Article ID: | iaor2002311 |
Country: | United Kingdom |
Volume: | 9C |
Issue: | 2 |
Start Page Number: | 135 |
End Page Number: | 154 |
Publication Date: | Apr 2001 |
Journal: | Transportation Research. Part C, Emerging Technologies |
Authors: | Gipps Peter G., Gu Kevin Q., Held Alex, Barnett Guy |
Keywords: | planning |
Planning a new road or railway can be an expensive and time-consuming process. There are numerous environmental issues that need to be addressed, and the problem is exacerbated where the alignment is also influenced by the location of services, existing roads and buildings, and the financial, social and political costs of land resumption. A comprehensive approach to the problem is available through the recent convergence of: geospatial imaging, softcopy photogrammetry, regional significance analysis and alignment optimisation. The first technology is concerned with obtaining low cost data containing far more information than was available in the past.
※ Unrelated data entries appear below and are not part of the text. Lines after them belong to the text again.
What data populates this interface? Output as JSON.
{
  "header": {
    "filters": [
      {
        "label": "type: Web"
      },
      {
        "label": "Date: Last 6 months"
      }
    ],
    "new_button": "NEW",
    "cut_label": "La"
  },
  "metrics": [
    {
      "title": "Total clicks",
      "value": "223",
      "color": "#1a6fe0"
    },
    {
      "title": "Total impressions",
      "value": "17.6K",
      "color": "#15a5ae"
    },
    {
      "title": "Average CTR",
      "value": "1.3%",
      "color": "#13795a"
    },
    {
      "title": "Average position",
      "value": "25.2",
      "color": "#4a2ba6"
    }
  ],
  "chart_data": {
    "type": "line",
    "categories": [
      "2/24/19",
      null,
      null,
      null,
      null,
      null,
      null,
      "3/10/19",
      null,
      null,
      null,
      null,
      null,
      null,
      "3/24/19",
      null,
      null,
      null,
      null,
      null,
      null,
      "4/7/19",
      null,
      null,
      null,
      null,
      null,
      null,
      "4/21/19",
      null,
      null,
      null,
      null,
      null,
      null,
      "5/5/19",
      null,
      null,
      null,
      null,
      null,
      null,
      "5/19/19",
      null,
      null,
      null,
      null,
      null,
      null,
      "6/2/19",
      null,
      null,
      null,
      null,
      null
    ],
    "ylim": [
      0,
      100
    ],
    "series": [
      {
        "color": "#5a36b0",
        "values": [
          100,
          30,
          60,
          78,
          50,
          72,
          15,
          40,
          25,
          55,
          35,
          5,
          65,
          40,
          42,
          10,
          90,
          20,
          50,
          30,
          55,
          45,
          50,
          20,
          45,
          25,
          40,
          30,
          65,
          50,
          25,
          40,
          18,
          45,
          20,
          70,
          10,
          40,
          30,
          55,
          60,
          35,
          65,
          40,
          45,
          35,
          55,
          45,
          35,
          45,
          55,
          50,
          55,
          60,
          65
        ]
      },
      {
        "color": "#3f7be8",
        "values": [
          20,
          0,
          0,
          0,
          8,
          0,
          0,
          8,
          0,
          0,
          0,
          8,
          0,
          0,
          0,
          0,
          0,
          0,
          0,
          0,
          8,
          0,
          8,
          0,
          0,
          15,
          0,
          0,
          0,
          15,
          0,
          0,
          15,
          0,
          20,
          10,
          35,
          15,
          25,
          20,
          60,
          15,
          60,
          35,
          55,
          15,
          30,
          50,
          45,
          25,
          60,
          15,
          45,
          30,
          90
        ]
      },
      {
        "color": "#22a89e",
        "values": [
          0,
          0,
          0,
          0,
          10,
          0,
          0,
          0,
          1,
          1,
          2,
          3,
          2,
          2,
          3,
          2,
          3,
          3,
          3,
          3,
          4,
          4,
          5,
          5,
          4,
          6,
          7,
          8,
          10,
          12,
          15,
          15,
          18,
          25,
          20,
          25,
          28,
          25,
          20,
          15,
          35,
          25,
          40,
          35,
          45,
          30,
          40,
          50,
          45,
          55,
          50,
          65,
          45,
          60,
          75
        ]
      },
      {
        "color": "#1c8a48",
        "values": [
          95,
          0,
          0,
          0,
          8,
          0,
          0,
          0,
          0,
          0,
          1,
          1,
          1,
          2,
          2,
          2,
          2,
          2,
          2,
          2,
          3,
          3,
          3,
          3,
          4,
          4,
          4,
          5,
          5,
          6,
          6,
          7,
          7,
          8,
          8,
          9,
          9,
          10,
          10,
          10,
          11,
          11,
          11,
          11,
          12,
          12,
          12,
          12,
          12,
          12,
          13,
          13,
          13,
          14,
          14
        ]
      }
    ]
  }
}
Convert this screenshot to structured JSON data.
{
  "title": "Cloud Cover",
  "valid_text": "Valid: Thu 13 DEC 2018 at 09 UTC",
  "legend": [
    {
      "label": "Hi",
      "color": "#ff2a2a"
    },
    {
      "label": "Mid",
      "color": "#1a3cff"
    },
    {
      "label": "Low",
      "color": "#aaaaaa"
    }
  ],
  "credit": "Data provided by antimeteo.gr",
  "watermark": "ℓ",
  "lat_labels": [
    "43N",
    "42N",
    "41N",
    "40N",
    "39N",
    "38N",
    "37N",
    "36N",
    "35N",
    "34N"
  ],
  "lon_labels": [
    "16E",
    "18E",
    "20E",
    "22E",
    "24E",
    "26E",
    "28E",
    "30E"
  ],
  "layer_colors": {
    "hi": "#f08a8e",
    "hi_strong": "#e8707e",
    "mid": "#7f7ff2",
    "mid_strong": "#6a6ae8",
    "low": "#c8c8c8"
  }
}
The second two are concerned with extracting from that data, information essential to the planning process. The final technology is about automating the way alignments are generated to produce low cost, high quality routes. The convergence of these enabling technologies can have a major impact on the way that various jobs are performed – or whether they are done at all. Separately, they can have a major influence on a large number of disciplines, but taken in combination they can change the paradigm of alignment planning completely. By taking tasks that were previously difficult, time-consuming and expensive, and making them easy, fast and cheap, they can change completely the way alignments are planned.